House Passes The Speak Out Act

Kollman & Saucier
Kollman & Saucier

On November 16, 2022, the House of Representatives passed a bill that will nullify some nondisclosure agreements (NDAs) signed by employees who assert claims of sexual harassment or assault. The bill, known as The Speak Out Act (S. 4524), passed the Senate unanimously in September. It will now head to President Biden for his signature.

In the findings prefacing the bill, Congress wrote, “[n]ondisclosure and nondisparagement provisions in agreements between employers and current, former, and prospective employees, and independent contractors, and between providers of goods and services and consumers, can perpetuate illegal conduct by silencing those who are survivors of illegal sexual harassment and assault or illegal retaliation, or have knowledge of such conduct, while shielding perpetrators and enabling them to continue their abuse.” Therefore, Congress found, “[p]rohibiting nondisclosure and nondisparagement clauses will empower survivors to come forward, hold perpetrators accountable for abuse, improve transparency around illegal conduct, enable the pursuit of justice, and make workplaces safer and more productive for everyone.”

A “nondisclosure clause” is defined “as a provision in a contract or agreement that requires the parties to the contract or agreement not to disclose or discuss conduct, the existence of a settlement involving conduct, or information covered by the terms and conditions of the contract or agreement.”

“The term “nondisparagement clause” means a provision in a contract or agreement that requires 1 or more parties to the contract or agreement not to make a negative statement about another party that relates to the contract, agreement, claim, or case.”

Not all NDAs, including some related to sexual harassment or assault litigation, will be invalid. The text of the bill reads, “With respect to a sexual assault dispute or sexual harassment dispute, no nondisclosure clause or nondisparagement clause agreed to before the dispute arises shall be judicially enforceable in instances in which conduct is alleged to have violated Federal, Tribal, or State law.” The focus of the bill is on the enforceability of agreements signed before a dispute or misconduct even arises, such as agreements signed before or upon the commencement of employment. The rationale is that these pre-misconduct agreements may silence victims who would otherwise speak out except for a fear of breaking the agreement.

Nothing in the bill will invalidate NDAs or confidentiality agreements signed in connection with the settlement of a sexual harassment or assault claim. Likewise, nothing in the bill will prevent the use of NDAs to protect trade secrets or similar confidential or proprietary information.

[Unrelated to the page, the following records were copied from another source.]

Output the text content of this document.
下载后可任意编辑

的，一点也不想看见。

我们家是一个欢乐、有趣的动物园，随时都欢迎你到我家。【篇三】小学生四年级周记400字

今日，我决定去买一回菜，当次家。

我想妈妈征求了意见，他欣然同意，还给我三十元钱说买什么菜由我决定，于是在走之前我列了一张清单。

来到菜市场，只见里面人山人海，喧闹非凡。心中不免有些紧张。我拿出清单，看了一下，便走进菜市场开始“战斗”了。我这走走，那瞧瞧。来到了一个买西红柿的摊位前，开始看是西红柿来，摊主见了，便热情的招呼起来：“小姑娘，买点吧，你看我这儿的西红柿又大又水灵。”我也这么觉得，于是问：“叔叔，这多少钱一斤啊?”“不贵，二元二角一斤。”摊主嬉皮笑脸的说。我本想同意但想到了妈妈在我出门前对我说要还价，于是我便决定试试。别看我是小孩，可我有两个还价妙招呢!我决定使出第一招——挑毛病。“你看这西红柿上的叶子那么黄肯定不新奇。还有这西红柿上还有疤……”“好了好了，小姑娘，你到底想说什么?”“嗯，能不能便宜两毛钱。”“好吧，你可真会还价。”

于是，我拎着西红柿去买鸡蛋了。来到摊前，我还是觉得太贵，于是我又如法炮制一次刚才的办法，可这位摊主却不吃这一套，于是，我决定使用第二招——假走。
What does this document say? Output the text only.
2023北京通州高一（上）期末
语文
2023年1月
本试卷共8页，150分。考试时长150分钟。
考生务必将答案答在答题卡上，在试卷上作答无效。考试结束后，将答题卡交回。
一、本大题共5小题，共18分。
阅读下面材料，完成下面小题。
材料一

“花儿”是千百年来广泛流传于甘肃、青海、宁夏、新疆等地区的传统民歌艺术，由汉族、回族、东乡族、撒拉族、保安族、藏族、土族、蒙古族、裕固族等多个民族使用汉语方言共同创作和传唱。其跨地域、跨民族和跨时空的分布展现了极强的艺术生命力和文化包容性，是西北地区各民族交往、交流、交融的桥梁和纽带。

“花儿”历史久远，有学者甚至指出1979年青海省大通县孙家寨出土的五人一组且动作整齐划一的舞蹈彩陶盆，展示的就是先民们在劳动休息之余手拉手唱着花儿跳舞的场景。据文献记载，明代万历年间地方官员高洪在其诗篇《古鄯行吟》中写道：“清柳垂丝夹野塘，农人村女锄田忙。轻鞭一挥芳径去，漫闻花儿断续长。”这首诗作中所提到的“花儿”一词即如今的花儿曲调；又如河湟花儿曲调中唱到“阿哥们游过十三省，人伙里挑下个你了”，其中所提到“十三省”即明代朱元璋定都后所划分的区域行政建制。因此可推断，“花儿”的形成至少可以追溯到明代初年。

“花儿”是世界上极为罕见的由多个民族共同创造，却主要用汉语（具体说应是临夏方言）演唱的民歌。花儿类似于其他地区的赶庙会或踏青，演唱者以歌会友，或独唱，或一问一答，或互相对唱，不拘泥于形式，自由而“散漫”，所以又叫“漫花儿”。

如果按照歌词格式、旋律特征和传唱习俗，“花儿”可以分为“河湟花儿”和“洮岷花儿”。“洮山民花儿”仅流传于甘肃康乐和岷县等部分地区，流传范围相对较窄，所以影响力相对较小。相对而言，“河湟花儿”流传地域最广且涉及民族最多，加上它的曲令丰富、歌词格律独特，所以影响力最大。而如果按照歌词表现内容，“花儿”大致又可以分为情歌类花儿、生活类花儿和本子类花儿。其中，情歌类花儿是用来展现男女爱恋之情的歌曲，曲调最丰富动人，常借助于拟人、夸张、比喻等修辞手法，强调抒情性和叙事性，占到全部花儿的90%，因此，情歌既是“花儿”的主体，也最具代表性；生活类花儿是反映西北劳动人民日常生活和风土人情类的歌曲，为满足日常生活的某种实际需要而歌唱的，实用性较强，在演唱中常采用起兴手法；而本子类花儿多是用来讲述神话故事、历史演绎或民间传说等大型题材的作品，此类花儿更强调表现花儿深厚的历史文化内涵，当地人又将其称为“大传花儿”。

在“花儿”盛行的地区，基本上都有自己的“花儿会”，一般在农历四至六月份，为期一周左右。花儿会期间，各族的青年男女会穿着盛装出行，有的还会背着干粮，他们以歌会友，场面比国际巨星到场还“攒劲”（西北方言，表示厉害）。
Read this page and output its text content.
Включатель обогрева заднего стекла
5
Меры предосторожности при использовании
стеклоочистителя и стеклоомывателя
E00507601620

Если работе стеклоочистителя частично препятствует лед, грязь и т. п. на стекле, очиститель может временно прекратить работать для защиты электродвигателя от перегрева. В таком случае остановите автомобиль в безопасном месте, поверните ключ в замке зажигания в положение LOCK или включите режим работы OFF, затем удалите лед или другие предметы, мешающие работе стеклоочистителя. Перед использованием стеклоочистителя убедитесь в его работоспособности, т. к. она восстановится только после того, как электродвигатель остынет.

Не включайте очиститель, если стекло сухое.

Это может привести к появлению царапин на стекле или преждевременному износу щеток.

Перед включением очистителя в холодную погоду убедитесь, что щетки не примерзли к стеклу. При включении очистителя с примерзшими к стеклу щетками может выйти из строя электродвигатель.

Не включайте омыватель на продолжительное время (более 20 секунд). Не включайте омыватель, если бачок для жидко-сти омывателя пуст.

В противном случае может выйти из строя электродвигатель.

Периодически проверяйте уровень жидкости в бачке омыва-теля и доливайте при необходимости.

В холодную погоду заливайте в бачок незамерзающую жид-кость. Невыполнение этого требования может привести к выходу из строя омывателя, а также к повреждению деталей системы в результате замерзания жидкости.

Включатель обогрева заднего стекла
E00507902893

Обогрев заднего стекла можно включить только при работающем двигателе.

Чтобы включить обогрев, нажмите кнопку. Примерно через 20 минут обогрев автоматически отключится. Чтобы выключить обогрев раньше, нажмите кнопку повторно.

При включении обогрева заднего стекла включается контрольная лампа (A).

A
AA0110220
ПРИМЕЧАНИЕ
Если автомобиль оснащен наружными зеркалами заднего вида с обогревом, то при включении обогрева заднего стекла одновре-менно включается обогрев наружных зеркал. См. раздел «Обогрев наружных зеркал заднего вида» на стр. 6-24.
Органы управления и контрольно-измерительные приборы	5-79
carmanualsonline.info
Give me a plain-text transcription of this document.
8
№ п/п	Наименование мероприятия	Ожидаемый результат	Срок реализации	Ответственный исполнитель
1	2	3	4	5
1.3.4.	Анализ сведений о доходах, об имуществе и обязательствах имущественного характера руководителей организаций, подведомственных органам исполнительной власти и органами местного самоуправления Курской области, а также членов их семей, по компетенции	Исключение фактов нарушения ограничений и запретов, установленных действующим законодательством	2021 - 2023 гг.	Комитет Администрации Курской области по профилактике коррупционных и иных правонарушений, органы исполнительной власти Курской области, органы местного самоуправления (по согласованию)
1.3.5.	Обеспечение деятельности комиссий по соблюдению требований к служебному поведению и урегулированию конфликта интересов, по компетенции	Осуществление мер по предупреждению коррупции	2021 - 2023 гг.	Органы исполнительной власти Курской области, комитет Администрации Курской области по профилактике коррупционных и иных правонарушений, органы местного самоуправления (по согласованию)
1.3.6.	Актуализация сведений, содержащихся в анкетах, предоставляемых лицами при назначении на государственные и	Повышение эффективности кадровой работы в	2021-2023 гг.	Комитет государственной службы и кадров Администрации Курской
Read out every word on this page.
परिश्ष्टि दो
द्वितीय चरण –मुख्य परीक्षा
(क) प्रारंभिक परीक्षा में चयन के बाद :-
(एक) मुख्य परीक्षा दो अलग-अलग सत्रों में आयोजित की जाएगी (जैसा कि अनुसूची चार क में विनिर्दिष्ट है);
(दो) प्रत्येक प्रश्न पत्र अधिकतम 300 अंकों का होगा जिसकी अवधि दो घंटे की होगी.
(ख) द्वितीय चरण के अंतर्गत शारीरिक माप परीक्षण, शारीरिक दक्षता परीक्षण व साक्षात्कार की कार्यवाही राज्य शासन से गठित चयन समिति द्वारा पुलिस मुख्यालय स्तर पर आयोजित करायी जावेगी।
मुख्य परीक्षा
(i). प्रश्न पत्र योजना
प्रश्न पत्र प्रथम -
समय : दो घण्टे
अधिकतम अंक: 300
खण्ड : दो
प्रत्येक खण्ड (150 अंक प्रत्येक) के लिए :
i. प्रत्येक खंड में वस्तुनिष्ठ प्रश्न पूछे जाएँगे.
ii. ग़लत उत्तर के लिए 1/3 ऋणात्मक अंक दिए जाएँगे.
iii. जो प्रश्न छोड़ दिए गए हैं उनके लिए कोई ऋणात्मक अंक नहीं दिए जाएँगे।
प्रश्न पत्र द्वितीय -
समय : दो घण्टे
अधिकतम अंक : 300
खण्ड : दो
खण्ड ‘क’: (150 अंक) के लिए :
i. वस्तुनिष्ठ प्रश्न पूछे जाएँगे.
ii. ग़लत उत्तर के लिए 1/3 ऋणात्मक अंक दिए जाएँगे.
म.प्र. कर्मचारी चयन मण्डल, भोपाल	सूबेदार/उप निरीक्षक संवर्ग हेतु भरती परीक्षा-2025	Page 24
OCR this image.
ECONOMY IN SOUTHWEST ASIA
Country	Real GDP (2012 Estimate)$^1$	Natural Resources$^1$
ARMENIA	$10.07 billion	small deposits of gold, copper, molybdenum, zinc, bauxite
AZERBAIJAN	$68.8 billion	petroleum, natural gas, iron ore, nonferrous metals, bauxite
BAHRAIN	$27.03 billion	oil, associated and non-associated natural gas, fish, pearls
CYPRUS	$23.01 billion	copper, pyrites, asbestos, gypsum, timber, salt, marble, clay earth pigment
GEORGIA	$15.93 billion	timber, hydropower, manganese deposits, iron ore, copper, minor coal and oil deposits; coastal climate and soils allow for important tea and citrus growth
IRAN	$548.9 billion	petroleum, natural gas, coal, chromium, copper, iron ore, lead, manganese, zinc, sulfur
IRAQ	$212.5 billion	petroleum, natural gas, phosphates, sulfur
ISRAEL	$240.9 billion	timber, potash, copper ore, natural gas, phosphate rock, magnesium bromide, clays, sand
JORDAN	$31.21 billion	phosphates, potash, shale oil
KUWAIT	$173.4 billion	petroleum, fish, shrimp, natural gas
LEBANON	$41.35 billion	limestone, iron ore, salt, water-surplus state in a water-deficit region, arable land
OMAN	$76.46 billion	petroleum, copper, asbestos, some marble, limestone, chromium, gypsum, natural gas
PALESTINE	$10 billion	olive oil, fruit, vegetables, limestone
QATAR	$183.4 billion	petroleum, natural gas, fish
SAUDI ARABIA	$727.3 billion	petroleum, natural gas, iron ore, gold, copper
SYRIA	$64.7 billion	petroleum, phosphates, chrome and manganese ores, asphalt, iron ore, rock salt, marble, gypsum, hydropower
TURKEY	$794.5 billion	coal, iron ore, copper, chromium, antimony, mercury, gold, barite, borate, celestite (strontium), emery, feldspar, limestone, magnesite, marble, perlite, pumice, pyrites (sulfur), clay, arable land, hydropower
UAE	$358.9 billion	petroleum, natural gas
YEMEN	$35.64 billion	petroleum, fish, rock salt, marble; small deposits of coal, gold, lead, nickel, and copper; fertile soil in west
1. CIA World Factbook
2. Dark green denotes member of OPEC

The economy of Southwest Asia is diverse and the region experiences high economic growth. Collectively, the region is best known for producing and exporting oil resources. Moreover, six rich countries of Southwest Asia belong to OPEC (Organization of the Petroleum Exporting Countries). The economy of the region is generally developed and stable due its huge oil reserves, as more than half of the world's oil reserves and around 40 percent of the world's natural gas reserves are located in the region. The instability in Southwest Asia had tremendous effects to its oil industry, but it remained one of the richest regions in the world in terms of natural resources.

This is second recent piece of Federal legislation aimed at securing rights for the victims of sexual assault and harassment. In March 2022, President Biden signed the Ending Forced Arbitration of Sexual Assault and Sexual Harassment Act of 2021. This law invalidates arbitration agreements that preclude a party from filing a lawsuit in court involving sexual assault or sexual harassment, at the election of the party alleging such conduct.